Değerli dostlarım;
Yaklaşık 50 yıldır ülkemizin baş belası olan PKK nihayet silah bırakma kararını eyleme geçirmeye hazırlanıyor.
PKK, muhtemelen cuma günü Güney Kürdistan bölgesindeki Raperin denilen kasabada silahlarını yakarak imha edecekmiş.
Çargurna ,Ranna ve Hacıova ilçelerinin kenetlendiği bölgenin adıdır Reparin. Aynı zamanda 5 Nisan 1991 yılında Kürtlerin Irak Ordusuna karşı başlatılan halk ayaklanmalarına verilen isimdir. Tıpkı Serhidler, yani başkaldırı anlamına da gelir.
PKK, silahlarını burada ateşe atarak yakacak ve “Serhidlere buradan başladık burada biz bırakıyoruz” demek istiyorlar.
Peki PKK niye silah bırakma kararı aldı?
1. Irakta Kürtleri temsil eden iki önemli örgüt/ siyasi parti olan KDP ve KYP yani Barzani ve Talabani’nın partileri artık PKK’nın elinde bulunan yaklaşık 600 kadar yerleşim yerlerini kontrol etmek istemektedirler… Bu nedenle PKK’nın silahlı eylem yapmasını istemiyorlar…
2. Devletin uzun zamandır sürdürdüğü mücadelede PKK’nın fiili eylemde bulunma gücü sıfıra yakın bir duruma düşmüştür. Kendi varlıklarını devam ettirecek yeni bir yol bulma mecburiyetleri doğmuştur.
3. Özellikle ABD artık PKK’ya destek vermemekte, Suriye‘de oluşturduğu YPG ile iş tutması ve onları desteklemesi PKK’nın gücünü azaltmıştır.
4. Dünyanın en kalabalık ülkesi olan ÇİN’in üretim fazlası mallarını satabilmek için Kuşak-Yol Projesi Basra Körfezinden Türkiye’deki Silopi’ye kadar uzanacak hattın temizlenmesini arzu etmektedir.
Böylece Basra körfezine şimdiden birçok liman yapılmakta bu şekilde Kızıldeniz’ın deniz taşımacılığındaki yükü azaltılarak ÇİN mallarının batıya rahat ulaşması planlanmaktadır…
5.Suriye’nin parçalanmış olması, İran’ın İsrail Savaşı ile PKK veya PEJAK’a artık yeterince deste verememesi, Özellikle Irak’taki Bölgesel Kürt Yönetiminin güçlenerek batı ile entegre olmayı arzulaması; bunun için de en önemli komşusu olan Türkiye ile ilişkilerini güçlendirmek istemesi nedeniyle PKK’yı silah bırakmaya zorlamıştır.

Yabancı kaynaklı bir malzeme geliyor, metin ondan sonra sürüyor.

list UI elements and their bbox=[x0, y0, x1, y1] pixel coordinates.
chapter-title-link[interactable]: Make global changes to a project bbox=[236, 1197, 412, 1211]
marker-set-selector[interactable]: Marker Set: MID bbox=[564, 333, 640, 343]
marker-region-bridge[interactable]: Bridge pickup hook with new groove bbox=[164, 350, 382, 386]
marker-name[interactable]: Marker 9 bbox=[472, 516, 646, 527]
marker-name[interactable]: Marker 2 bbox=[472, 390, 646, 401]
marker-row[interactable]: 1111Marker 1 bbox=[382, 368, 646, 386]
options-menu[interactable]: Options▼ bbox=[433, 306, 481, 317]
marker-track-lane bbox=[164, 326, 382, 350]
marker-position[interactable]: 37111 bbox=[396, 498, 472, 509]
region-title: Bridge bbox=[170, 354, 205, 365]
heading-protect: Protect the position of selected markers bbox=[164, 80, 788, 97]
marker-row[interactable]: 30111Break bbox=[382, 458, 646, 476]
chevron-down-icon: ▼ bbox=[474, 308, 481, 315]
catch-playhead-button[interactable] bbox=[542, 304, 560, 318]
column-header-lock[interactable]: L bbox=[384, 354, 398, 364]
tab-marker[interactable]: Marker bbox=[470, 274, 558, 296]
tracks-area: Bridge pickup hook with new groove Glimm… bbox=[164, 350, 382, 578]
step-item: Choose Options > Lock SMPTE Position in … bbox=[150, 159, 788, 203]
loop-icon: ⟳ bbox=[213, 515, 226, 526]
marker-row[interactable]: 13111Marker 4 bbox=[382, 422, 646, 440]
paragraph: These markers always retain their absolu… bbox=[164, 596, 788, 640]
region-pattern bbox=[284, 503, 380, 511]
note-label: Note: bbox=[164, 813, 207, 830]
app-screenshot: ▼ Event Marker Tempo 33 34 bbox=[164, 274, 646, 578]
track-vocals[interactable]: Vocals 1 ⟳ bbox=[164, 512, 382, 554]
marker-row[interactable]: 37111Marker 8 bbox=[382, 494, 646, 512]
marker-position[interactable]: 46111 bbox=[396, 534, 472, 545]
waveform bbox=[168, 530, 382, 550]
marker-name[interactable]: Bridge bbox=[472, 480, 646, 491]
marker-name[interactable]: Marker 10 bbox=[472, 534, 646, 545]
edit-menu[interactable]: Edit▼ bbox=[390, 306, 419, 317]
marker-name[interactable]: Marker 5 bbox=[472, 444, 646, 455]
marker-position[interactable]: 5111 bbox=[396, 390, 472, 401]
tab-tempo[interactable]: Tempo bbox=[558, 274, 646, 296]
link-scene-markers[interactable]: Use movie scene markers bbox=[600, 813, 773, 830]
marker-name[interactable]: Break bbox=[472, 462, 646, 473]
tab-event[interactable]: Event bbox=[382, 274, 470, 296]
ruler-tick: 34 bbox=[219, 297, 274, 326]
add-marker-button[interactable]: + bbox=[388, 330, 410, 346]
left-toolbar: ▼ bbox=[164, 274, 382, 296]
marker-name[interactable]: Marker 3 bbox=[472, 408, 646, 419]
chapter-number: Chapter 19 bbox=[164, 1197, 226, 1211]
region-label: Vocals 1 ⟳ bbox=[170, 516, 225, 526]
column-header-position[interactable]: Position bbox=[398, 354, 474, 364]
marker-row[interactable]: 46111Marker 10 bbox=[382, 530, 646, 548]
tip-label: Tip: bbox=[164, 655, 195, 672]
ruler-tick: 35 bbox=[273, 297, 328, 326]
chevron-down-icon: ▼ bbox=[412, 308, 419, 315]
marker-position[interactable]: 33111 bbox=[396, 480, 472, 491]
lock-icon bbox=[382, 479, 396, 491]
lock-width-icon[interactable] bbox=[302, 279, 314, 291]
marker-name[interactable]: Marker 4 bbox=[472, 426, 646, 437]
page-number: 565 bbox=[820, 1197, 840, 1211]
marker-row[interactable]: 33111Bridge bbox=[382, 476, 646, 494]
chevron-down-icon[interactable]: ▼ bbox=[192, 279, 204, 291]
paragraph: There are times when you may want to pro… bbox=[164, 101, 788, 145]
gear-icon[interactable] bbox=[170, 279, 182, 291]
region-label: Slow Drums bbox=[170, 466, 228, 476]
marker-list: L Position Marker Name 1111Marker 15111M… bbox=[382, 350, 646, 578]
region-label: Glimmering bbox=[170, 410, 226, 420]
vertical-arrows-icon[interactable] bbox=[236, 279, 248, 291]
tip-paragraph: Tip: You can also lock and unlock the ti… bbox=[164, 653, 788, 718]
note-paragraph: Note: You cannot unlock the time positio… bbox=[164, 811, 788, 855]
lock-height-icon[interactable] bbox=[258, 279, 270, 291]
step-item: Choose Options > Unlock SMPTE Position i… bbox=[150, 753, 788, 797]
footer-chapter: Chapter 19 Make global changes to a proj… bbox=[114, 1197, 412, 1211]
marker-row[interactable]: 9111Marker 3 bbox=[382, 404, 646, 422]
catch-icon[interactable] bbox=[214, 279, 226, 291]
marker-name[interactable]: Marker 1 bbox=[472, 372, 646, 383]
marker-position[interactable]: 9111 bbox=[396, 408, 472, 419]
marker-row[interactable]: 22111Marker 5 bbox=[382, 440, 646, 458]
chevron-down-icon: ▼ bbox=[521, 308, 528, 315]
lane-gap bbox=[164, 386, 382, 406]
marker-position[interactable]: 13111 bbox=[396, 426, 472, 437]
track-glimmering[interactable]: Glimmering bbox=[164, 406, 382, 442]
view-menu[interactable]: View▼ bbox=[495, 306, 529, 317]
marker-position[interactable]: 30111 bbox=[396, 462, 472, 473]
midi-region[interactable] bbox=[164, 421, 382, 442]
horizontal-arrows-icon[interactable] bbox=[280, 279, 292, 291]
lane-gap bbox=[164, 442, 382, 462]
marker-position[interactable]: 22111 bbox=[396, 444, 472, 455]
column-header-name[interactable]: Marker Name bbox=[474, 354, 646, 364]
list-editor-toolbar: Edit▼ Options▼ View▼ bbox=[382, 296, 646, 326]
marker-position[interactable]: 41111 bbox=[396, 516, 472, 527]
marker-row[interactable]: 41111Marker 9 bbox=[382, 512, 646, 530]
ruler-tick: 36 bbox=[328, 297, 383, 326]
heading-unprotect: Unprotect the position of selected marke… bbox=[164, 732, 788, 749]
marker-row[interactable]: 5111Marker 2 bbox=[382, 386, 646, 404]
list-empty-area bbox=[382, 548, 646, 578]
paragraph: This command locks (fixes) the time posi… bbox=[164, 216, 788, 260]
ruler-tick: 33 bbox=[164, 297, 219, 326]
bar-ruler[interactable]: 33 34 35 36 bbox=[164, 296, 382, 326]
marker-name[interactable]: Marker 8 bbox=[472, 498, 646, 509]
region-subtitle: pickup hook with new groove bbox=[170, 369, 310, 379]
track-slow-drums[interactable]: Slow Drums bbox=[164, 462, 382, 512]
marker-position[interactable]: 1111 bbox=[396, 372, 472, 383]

Gelinen bu süreçte daha önce denenen ‘Çözüm süreci, açılım süreci, demokratik açılım veya Kürt açılımı’ gibi adlarla tanımlanan 2009-2015 yıllarında uygulanan girişimler ne yazık ki hüsranla sonuçlanmış, Silopi’de kurulan Çadır mahkemeler ve otobüsler üzerinde davul-zurnalı ve PKK paçavraları ile yapılan gösteriler kan ve gözyaşını durdurmamıştır.
İktidar “Sütten ağzı yananın yoğurdu üfleyerek yer” denildiği gibi davranmakta ve olayı daha alt düzeyde ve ikili görüşmelerle yürütmektedir.
Umarız bu defa başarılı olunur ama, benim hiç inanacağım yok.
Çünkü;
1.İktidar bu işleri şeffaf yürütmüyor.
2.PKK’ye ve Kürtlere ne gibi taviz verildiğini veya nasıl bir antlaşma yapıldığını halktan gizliyor.
3.Siyasi amaçlarının ‘Terörsüz Türkiye‘ mi; yoksa iç siyasette kaybedilen oyların geri alınması hesaplanarak Anayasa değişikliğini bunun arkasına eklemek suretiyle Cumhurbaşkanı‘nın yeniden seçilmesini sağlamak mı?